It is these faces of the children that keep Valero motivated. These children live in a Cambodian orphanage called Goutte D'eau. It specializes in rescuing children who were victims of human trafficking. One little girl lost her eye after an infection went untreated. She was then reportedly sold into a begging ring.
"I witnessed firsthand victims of human trafficking, and I didn't have any idea at the time what was going on and then later I put it together," said Valero.

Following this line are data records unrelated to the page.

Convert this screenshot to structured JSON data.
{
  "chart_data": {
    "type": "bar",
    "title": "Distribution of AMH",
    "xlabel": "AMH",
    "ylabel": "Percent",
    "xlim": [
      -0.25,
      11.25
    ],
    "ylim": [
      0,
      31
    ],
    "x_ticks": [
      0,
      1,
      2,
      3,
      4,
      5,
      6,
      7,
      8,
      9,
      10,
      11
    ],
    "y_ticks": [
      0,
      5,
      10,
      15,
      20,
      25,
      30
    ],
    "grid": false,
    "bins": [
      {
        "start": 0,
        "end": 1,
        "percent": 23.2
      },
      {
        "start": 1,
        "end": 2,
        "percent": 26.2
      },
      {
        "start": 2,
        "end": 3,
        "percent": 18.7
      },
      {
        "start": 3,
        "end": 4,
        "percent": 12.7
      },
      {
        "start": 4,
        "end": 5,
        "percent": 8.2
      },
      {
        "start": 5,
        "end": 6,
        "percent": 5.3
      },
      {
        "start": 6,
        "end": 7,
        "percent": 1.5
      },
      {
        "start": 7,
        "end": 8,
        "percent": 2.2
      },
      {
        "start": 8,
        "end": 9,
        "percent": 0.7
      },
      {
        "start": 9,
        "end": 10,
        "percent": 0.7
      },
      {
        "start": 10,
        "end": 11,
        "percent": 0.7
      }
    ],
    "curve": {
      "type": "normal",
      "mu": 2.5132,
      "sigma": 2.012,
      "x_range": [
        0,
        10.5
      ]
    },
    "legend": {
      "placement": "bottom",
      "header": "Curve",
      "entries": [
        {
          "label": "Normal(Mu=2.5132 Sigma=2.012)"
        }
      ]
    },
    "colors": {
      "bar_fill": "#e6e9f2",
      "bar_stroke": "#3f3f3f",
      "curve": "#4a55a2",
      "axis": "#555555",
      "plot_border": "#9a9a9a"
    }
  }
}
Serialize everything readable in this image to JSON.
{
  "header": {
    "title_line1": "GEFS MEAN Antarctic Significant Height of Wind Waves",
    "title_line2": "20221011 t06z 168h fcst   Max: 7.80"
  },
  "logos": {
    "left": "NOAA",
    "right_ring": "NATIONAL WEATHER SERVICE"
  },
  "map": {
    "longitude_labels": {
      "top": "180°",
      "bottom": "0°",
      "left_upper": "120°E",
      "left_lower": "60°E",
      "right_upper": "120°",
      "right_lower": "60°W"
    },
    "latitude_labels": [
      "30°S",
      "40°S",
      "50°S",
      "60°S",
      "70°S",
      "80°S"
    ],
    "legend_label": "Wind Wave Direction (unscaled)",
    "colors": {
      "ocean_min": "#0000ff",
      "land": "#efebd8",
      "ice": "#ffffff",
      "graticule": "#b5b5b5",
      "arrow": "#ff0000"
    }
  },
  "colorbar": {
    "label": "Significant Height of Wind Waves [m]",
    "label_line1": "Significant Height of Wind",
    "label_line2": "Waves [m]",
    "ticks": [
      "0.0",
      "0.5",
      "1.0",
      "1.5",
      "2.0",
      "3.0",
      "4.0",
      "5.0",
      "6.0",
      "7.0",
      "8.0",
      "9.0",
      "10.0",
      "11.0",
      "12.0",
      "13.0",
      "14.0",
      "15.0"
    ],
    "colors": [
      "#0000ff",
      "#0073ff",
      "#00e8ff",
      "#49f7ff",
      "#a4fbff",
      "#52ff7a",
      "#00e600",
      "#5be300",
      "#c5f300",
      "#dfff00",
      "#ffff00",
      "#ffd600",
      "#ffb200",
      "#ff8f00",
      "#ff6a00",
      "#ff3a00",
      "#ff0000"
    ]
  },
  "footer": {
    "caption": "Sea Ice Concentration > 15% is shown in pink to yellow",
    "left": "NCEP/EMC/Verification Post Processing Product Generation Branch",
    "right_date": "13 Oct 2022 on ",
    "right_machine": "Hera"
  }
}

Valero set out on a mission to help. Six years ago, she started Malia Designs, a fair trade company that sells purses and accessories made by women in Cambodia who were victims or are at risk of human trafficking. She then donates part of the profits back to the women's' groups.
"By providing a job, it effectively can trickle down to the children as well, so the children are less likely to become victims," said Valero.
Valero still wanted to do more. So she started Stop Traffick, a non-profit organization dedicated to raising awareness and funds to help victims in Southeast Asia as well as in Chicago.
This year, Valero has partnered with the Chicago Alliance Against Sexual Exploitation. That organization focuses on ending the demand for prostitution by educating the public and lobbying for laws that stiffen punishment for solicitors.
"Without people willing to buy commercial sex, there would be no commercial sexual exploitation," said Lynne Johnson, Chicago Alliance Against Sexual Exploitation. "We're trying to reduce the exploitation of human beings by holding the people who are doing it accountable and that's the same principal and logic that's applied whether we're talking about an international trafficking ring or a local pimp who is recruiting girls on the West Side."
Stop Traffick is hosting its third annual fundraiser on Saturday, October 22, at Intuit Gallery. You can find ticket information at: stoptraffickbenefit.eventbrite.com.